XLVI - Deste Modo ou Daquele Modo
 
 
     Deste modo ou daquele modo.
     Conforme calha ou não calha.
     Podendo às vezes dizer o que penso,
     E outras vezes dizendo-o mal e com misturas,
     Vou escrevendo os meus versos sem querer,
     Como se escrever não fosse uma cousa feita de gestos,
     Como se escrever fosse uma cousa que me acontecesse
     Como dar-me o sol de fora.

     Procuro dizer o que sinto
     Sem pensar em que o sinto.
     Procuro encostar as palavras à idéia
     E não precisar dum corredor
     Do pensamento para as palavras

     Nem sempre consigo sentir o que sei que devo sentir.
     O meu pensamento só muito devagar atravessa o rio a nado
     Porque lhe pesa o fato que os homens o fizeram usar.

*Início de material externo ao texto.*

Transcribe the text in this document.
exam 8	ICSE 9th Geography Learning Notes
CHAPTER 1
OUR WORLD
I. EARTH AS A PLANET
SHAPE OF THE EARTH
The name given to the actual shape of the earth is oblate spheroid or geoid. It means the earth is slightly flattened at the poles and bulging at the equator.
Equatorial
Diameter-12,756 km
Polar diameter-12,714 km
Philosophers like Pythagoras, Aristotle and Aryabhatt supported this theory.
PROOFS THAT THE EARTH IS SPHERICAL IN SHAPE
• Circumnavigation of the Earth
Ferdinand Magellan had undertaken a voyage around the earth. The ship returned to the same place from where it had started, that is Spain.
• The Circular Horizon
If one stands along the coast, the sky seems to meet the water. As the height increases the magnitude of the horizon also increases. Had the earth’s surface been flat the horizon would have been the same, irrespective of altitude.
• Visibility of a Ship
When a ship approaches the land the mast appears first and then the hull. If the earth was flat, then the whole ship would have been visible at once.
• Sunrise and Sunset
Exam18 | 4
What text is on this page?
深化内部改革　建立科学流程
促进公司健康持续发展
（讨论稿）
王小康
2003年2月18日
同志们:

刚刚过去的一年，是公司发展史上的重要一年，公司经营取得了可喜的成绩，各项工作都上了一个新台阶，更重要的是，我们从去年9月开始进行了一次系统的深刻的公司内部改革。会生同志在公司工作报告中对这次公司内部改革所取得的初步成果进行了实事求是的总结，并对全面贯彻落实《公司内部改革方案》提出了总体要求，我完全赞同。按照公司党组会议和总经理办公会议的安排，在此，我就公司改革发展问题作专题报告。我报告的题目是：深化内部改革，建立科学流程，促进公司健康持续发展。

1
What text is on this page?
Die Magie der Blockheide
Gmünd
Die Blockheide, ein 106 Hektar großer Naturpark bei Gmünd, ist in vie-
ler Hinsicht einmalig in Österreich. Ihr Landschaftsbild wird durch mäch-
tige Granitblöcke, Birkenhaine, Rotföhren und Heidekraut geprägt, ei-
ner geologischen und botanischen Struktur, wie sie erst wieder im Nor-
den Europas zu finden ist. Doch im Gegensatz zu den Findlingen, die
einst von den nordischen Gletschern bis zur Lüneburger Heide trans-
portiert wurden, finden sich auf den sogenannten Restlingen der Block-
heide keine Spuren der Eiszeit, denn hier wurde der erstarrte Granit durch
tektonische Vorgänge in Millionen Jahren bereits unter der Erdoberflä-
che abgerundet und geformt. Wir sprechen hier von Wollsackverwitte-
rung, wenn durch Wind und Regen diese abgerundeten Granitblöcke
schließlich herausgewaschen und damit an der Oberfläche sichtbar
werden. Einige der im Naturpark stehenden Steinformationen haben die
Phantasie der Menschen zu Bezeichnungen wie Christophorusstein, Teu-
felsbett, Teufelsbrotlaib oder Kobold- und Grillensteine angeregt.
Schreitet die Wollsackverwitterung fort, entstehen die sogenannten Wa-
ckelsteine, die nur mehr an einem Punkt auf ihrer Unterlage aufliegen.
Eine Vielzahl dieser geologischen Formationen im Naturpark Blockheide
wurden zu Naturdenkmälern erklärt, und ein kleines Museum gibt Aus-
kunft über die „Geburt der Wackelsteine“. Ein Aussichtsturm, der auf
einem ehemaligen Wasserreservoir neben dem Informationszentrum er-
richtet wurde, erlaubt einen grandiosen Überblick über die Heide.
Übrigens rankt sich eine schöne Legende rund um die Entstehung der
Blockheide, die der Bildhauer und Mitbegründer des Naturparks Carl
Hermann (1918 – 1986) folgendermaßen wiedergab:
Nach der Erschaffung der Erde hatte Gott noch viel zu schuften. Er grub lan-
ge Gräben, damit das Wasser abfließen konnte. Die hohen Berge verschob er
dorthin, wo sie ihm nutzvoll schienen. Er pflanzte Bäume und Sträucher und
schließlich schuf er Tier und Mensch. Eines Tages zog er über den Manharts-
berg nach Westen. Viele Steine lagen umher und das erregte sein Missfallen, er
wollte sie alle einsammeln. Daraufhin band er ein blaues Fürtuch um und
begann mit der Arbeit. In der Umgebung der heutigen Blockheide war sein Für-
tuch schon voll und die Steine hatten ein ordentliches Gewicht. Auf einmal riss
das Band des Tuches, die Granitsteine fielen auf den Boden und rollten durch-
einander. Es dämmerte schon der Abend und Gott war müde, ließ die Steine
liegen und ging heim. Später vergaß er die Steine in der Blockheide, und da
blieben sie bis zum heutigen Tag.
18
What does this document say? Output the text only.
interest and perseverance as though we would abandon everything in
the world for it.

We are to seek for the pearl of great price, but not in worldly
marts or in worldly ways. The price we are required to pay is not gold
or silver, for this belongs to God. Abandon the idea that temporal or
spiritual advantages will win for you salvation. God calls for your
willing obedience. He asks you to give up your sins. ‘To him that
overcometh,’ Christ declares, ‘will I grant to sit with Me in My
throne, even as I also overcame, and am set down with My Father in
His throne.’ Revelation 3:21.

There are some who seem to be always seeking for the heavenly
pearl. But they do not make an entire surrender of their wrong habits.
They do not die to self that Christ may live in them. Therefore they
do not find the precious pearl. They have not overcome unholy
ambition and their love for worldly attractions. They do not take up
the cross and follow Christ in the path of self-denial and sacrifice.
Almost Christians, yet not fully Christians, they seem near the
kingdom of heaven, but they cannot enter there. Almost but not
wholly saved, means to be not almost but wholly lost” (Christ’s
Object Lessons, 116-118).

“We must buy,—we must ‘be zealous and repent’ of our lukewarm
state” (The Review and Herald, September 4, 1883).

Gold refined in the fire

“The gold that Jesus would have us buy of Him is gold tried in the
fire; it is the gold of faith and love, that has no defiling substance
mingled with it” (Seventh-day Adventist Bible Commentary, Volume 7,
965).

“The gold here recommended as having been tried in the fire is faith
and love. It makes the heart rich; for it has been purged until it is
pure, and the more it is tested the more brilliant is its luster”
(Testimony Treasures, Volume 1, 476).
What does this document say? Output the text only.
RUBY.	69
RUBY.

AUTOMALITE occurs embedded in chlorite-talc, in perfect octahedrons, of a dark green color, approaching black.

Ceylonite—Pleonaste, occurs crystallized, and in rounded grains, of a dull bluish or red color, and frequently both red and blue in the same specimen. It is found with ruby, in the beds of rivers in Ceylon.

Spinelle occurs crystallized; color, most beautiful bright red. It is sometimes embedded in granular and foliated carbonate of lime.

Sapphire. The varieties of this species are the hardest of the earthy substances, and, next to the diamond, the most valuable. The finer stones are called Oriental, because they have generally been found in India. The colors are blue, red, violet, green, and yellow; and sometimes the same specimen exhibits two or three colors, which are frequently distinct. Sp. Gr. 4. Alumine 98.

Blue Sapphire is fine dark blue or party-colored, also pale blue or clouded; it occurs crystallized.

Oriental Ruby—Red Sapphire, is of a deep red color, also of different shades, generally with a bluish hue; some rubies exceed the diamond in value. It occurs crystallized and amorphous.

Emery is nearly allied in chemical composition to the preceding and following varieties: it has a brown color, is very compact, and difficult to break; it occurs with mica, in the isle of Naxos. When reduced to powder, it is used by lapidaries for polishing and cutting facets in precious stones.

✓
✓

     Procuro despir-me do que aprendi,
     Procuro esquecer-me do modo de lembrar que me ensinaram,
     E raspar a tinta com que me pintaram os sentidos,
     Desencaixotar as minhas emoções verdadeiras,
     Desembrulhar-me e ser eu, não Alberto Caeiro,
     Mas um animal humano que a Natureza produziu.

     E assim escrevo, querendo sentir a Natureza, nem sequer como um homem,
     Mas como quem sente a Natureza, e mais nada.
     E assim escrevo, ora bem ora mal,
     Ora acertando com o que quero dizer ora errando,
     Caindo aqui, levantando-me acolá,
     Mas indo sempre no meu caminho como um cego teimoso.

     Ainda assim, sou alguém.
     Sou o Descobridor da Natureza.
     Sou o Argonauta das sensações verdadeiras.
     Trago ao Universo um novo Universo
     Porque trago ao Universo ele-próprio.

     Isto sinto e isto escrevo
     Perfeitamente sabedor e sem que não veja
     Que são cinco horas do amanhecer
     E que o sol, que ainda não mostrou a cabeça
     Por cima do muro do horizonte,
     Ainda assim já se lhe vêem as pontas dos dedos
     Agarrando o cimo do muro
     Do horizonte cheio de montes baixos.